Designate part of the open field for naked-eye use. Have a teacher showing constellations and asterisms, and teaching skycraft. Show the Milky Way. "Earth" is a freebie: just look beneath your own feet.
Pre-plan and shout-out the appearances of satellites (especially the Space Station) and Iridium flashes. Keep alert for sporadic or shower meteors.
Select telescopes optimized to give the best views of:
* Each visible planet ... including, by popular demand, Pluto. About half are up at any time. Scope operators should point out noticeable moons.
* The Moon. One scope with a whole-globe synoptic view, followed by one with a high-magnification view near the terminator.
* Asteroids that are "up": Any that are labeled "dwarf planet"; major spectral classes S, C, and M; classes V and G because the Dawn spacecraft visits Vesta and Ceres; whatever other bright ones are available.
* The brightest comet that's up, even if very faint.
* Stars, by spectral type, as I described in 7 Spectral Types in 1 Big Loop, plus telescopes pointed at a red dwarf and a white dwarf.
* Multiple stars, preferably color-contrast
* Open cluster
* Globular cluster
* Pre-stellar nebula
* Planetary nebula
* Supernova-remnant nebula like the Crab
* HDE 226868 or another indicator of a black hole
* Elliptical galaxy
* Spiral galaxy
* Interacting, distorted galaxies
* Active galaxy like a quasar (3C 273), BL Lacertid, or Seyfert.
* Galaxy cluster
Assigning specific scopes to specific objects requires attention to available focal ratios, apertures, eyepieces, and the personalities of their operators. Depending on how long it takes the gathered students to see an object in each telescope, scopes can be re-pointed to other planned objects 2 or 3 times during the session. Several targets require fat light-buckets. 1 or 2 could handle them all, in sequence, during a 2-hour session.
The Telescope Triplets I advocate can also teach how telescopes and eyepieces affect the view.
The Trading Cards for Telescopes and Celestial Objects I advocate should be pre-planned and heavily distributed.
Asteroids, dwarf stars, several deep-sky objects, and galaxy clusters look tiny and faint. These teach the students to appreciate the views from giant observatories.

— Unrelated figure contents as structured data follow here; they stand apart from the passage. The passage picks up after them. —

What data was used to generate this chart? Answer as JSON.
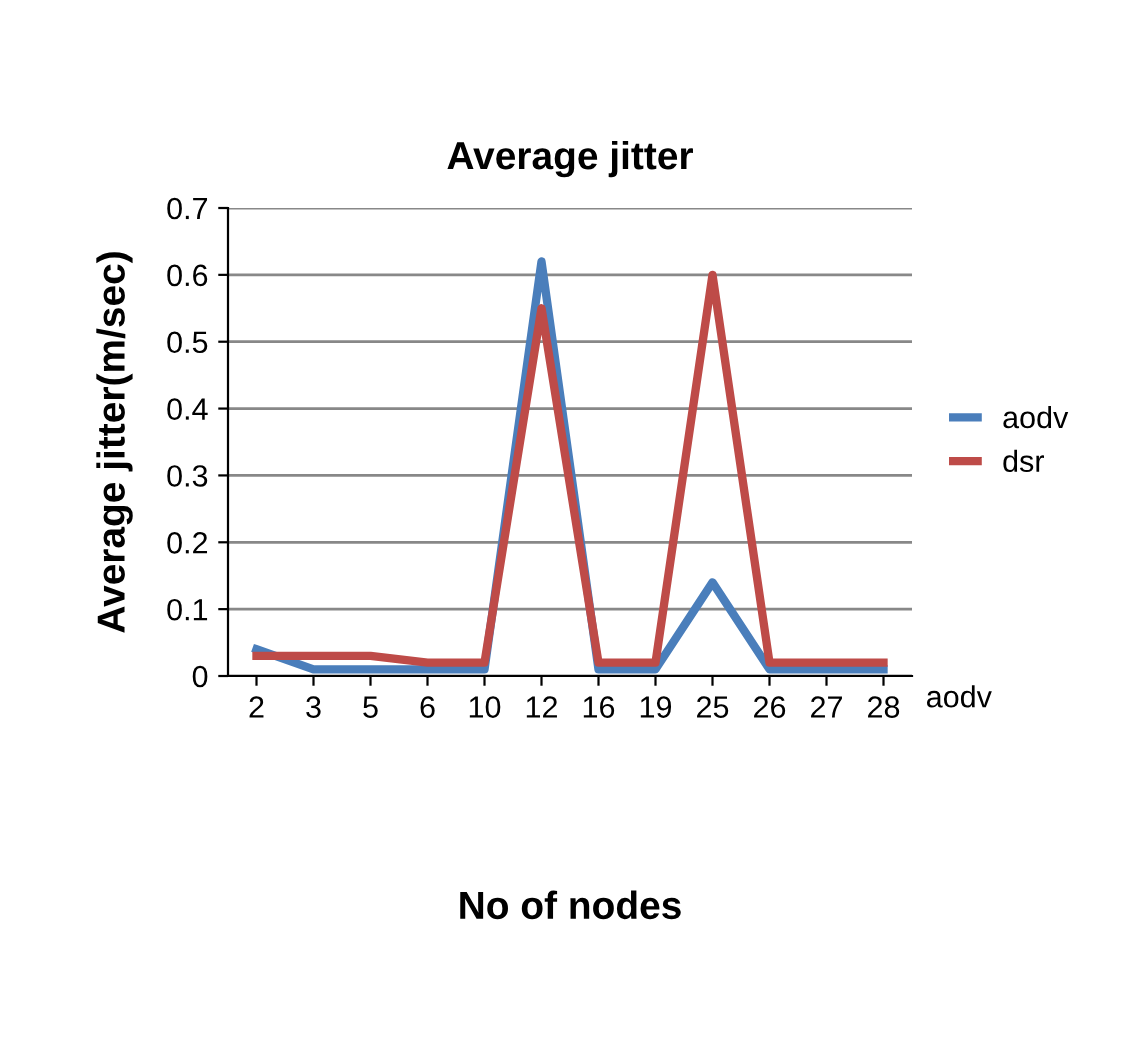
{
  "chart_data": {
    "type": "line",
    "title": "Average jitter",
    "xlabel": "No of nodes",
    "ylabel": "Average jitter(m/sec)",
    "categories": [
      "2",
      "3",
      "5",
      "6",
      "10",
      "12",
      "16",
      "19",
      "25",
      "26",
      "27",
      "28"
    ],
    "series": [
      {
        "name": "aodv",
        "color": "#4a7ebb",
        "values": [
          0.04,
          0.01,
          0.01,
          0.01,
          0.01,
          0.62,
          0.01,
          0.01,
          0.14,
          0.01,
          0.01,
          0.01
        ]
      },
      {
        "name": "dsr",
        "color": "#be4b48",
        "values": [
          0.03,
          0.03,
          0.03,
          0.02,
          0.02,
          0.55,
          0.02,
          0.02,
          0.6,
          0.02,
          0.02,
          0.02
        ]
      }
    ],
    "ylim": [
      0,
      0.7
    ],
    "yticks": [
      {
        "value": 0,
        "label": "0"
      },
      0.1,
      0.2,
      0.3,
      0.4,
      0.5,
      0.6,
      0.7
    ],
    "grid": "y",
    "legend": "right",
    "annotations": [
      "aodv"
    ]
  }
}
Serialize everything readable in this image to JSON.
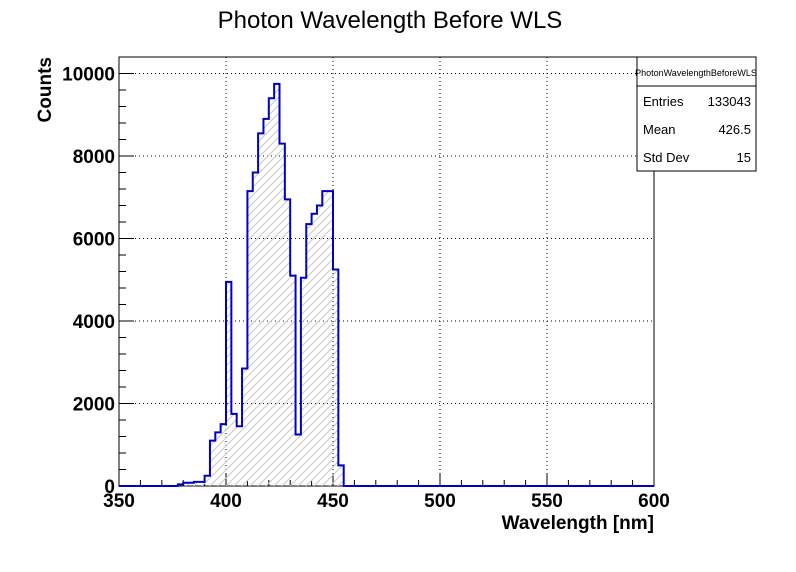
{
  "chart_data": {
    "type": "bar",
    "title": "Photon Wavelength Before WLS",
    "xlabel": "Wavelength [nm]",
    "ylabel": "Counts",
    "xlim": [
      350,
      600
    ],
    "ylim": [
      0,
      10400
    ],
    "xticks": [
      350,
      400,
      450,
      500,
      550,
      600
    ],
    "yticks": [
      0,
      2000,
      4000,
      6000,
      8000,
      10000
    ],
    "grid": true,
    "bin_edges_start": 350,
    "bin_width": 2.5,
    "values": [
      0,
      0,
      0,
      0,
      0,
      0,
      0,
      0,
      0,
      0,
      0,
      40,
      80,
      80,
      100,
      100,
      250,
      1100,
      1300,
      1500,
      4950,
      1750,
      1450,
      2850,
      7150,
      7600,
      8550,
      8900,
      9400,
      9750,
      8300,
      6950,
      5100,
      1250,
      5050,
      6350,
      6600,
      6800,
      7150,
      7150,
      5250,
      500,
      0,
      0,
      0,
      0,
      0,
      0,
      0,
      0,
      0,
      0,
      0,
      0,
      0,
      0,
      0,
      0,
      0,
      0,
      0,
      0,
      0,
      0,
      0,
      0,
      0,
      0,
      0,
      0,
      0,
      0,
      0,
      0,
      0,
      0,
      0,
      0,
      0,
      0,
      0,
      0,
      0,
      0,
      0,
      0,
      0,
      0,
      0,
      0,
      0,
      0,
      0,
      0,
      0,
      0,
      0,
      0,
      0,
      0
    ],
    "colors": {
      "line": "#0000c8",
      "hatch": "#c8c8c8"
    }
  },
  "stats": {
    "name": "PhotonWavelengthBeforeWLS",
    "rows": [
      {
        "label": "Entries",
        "value": "133043"
      },
      {
        "label": "Mean",
        "value": "426.5"
      },
      {
        "label": "Std Dev",
        "value": "15"
      }
    ]
  }
}
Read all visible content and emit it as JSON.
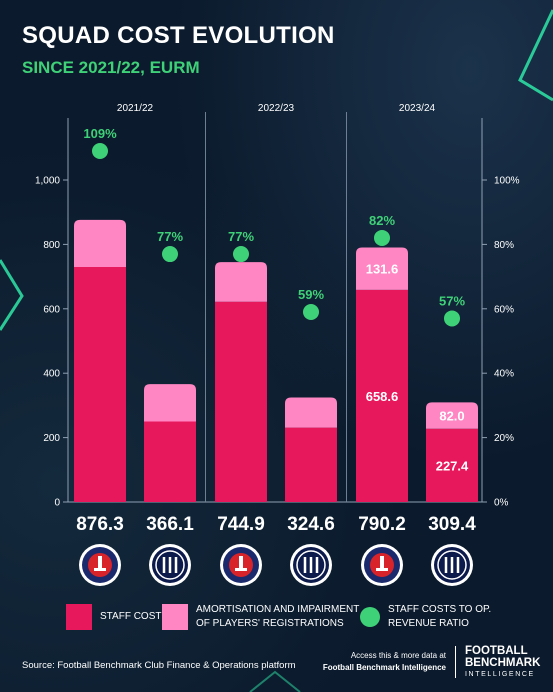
{
  "header": {
    "title": "SQUAD COST EVOLUTION",
    "subtitle": "SINCE 2021/22, EURM"
  },
  "colors": {
    "staff_costs": "#e8185d",
    "amortisation": "#ff86c3",
    "ratio": "#3fd177",
    "background": "#0b1a2c"
  },
  "chart_data": {
    "type": "bar",
    "stacked": true,
    "seasons": [
      "2021/22",
      "2022/23",
      "2023/24"
    ],
    "clubs": [
      "PSG",
      "Inter",
      "PSG",
      "Inter",
      "PSG",
      "Inter"
    ],
    "club_icons": [
      "psg-crest-icon",
      "inter-crest-icon",
      "psg-crest-icon",
      "inter-crest-icon",
      "psg-crest-icon",
      "inter-crest-icon"
    ],
    "totals": [
      "876.3",
      "366.1",
      "744.9",
      "324.6",
      "790.2",
      "309.4"
    ],
    "series": [
      {
        "name": "STAFF COSTS",
        "values": [
          730,
          250,
          622,
          231,
          658.6,
          227.4
        ],
        "labels": [
          "",
          "",
          "",
          "",
          "658.6",
          "227.4"
        ]
      },
      {
        "name": "AMORTISATION AND IMPAIRMENT OF PLAYERS' REGISTRATIONS",
        "values": [
          146.3,
          116.1,
          122.9,
          93.6,
          131.6,
          82.0
        ],
        "labels": [
          "",
          "",
          "",
          "",
          "131.6",
          "82.0"
        ]
      }
    ],
    "ratio": {
      "name": "STAFF COSTS TO OP. REVENUE RATIO",
      "values": [
        109,
        77,
        77,
        59,
        82,
        57
      ],
      "labels": [
        "109%",
        "77%",
        "77%",
        "59%",
        "82%",
        "57%"
      ]
    },
    "y_left": {
      "lim": [
        0,
        1000
      ],
      "ticks": [
        0,
        200,
        400,
        600,
        800,
        1000
      ],
      "tick_labels": [
        "0",
        "200",
        "400",
        "600",
        "800",
        "1,000"
      ]
    },
    "y_right": {
      "lim": [
        0,
        100
      ],
      "ticks": [
        0,
        20,
        40,
        60,
        80,
        100
      ],
      "tick_labels": [
        "0%",
        "20%",
        "40%",
        "60%",
        "80%",
        "100%"
      ]
    }
  },
  "legend": {
    "staff_costs": "STAFF COSTS",
    "amortisation": "AMORTISATION AND IMPAIRMENT\nOF PLAYERS' REGISTRATIONS",
    "ratio": "STAFF COSTS TO OP.\nREVENUE RATIO"
  },
  "footer": {
    "source": "Source: Football Benchmark Club Finance & Operations platform",
    "access_line1": "Access this & more data at",
    "access_line2": "Football Benchmark Intelligence",
    "brand_line1": "FOOTBALL",
    "brand_line2": "BENCHMARK",
    "brand_line3": "INTELLIGENCE"
  }
}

For this rich an experience, students could buy $5-$10 tickets. That should cover venue expenses plus honoraria for amateurs who bring their own scopes. Teachers would give credit for attending and filling out observing logs.
Most students can afford a $10 ticket. They would pay that for a night's entertainment anyway. It's similar to the expense of driving to the dark-sky site. They can save more by buying used textbooks instead of new. Someone may want to quietly handle "scholarship" discounts. The event definitely will cost something to run and that needs to be raised.
Cooperating instructors might be able to organize this kind of event, especially if they have access to appropriate scopes and operators, both student and amateur. Here in the San Francisco area, The Astronomical Association of Northern California might be able to organize it. It could also be a commercial venture.
Though designed for students in introductory astronomy courses, such a planned, organized star party should attract many amateur astronomers, and some of the public.